Over the following months and years I got to know Torsten intimately despite never communicating ever again. He was methodical, so once you learned the method, you knew he would always use it. He spaced things equally, kept his old nuts and bolts separate from his screws and nails and had categorised them in sizes. He overbought everything so there were spares. He made lists. The lists were in neat folders and arranged alphabetically. He obviously went to a different school from me, or perhaps he listened instead of looking at girls.


While browsing through one folder I found an envelope containing the labels from all the plants they had tried to grow. The labels were numbered and there was a diagram of where the numbers were placed on the farm. Very many things had died or soon would. Grapes, many fruit trees that would thrive in Sydney, nut trees like almonds and hazels and a couple of walnuts. They had spent a fortune. Included were 5 varieties of raspberry, 5 plants of each.



We grew a few raspberries in the cold of Canberra so I thought they might be alive somewhere. I followed Torsten’s diagram to the Middle Paddock where there was just long grass. No signs of the bushes. They should have towered above the grass. I started up the enormous trimmer that was part of the walk-in-walk-out deal using the nylon cutter rather than the blade that was big enough to fell a small tree.
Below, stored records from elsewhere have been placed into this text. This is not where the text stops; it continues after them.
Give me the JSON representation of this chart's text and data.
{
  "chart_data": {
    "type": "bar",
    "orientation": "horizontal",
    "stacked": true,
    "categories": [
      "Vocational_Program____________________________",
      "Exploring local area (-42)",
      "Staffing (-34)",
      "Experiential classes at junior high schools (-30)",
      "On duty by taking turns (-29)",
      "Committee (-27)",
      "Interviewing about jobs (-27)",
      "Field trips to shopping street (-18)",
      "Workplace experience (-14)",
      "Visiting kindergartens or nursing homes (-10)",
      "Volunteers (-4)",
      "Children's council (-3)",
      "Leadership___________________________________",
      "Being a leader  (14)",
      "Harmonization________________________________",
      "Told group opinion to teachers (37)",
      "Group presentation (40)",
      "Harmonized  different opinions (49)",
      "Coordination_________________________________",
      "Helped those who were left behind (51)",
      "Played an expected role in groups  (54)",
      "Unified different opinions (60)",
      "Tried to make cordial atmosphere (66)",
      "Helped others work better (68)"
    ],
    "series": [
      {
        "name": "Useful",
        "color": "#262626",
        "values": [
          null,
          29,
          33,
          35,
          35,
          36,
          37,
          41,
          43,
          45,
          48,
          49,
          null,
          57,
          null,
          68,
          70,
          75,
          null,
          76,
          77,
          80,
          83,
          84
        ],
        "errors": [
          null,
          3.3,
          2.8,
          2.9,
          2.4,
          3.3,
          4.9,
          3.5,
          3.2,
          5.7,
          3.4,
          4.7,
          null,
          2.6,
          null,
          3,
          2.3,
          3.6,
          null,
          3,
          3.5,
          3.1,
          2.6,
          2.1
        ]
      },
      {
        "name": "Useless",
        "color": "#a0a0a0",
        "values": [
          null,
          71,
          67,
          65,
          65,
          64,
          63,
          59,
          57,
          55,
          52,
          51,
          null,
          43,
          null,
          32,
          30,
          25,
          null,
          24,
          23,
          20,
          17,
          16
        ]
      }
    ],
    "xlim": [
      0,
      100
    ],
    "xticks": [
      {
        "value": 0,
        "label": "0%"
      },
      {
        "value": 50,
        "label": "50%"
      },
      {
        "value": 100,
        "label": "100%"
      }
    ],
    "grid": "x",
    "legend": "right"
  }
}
Sadly, Torsten hadn’t bought the plough attachment. I started cutting the grass and within a few minutes had located a very small raspberry plant. The others were equidistant and due east and west of the first. All 25 had survived the 6 years since they had been planted, but hadn’t grown or spread. They weren’t on a dripper line like the dead and miserable fruit trees and the seriously bored-out blackcurrant bushes. They had got this far so they might as well be rescued and treated nicely with at least a dripper line and a bit of a weed and fertilise.



She said it would be nice to grow raspberries. Then we can make raspberry jam like your mother makes. She didn’t mean my mother who never made jam though she was great on other stuff, but rather her mother. Her family had a strange tradition of referring to their parents by “Yer mother/father”. They were all pretty keen on their parents so it wasn’t an attempt to distance themselves from that relationship. They still do it which is pretty weird. Maybe an Adelaide thing to do with expurgating any convict links which of course they didn’t have.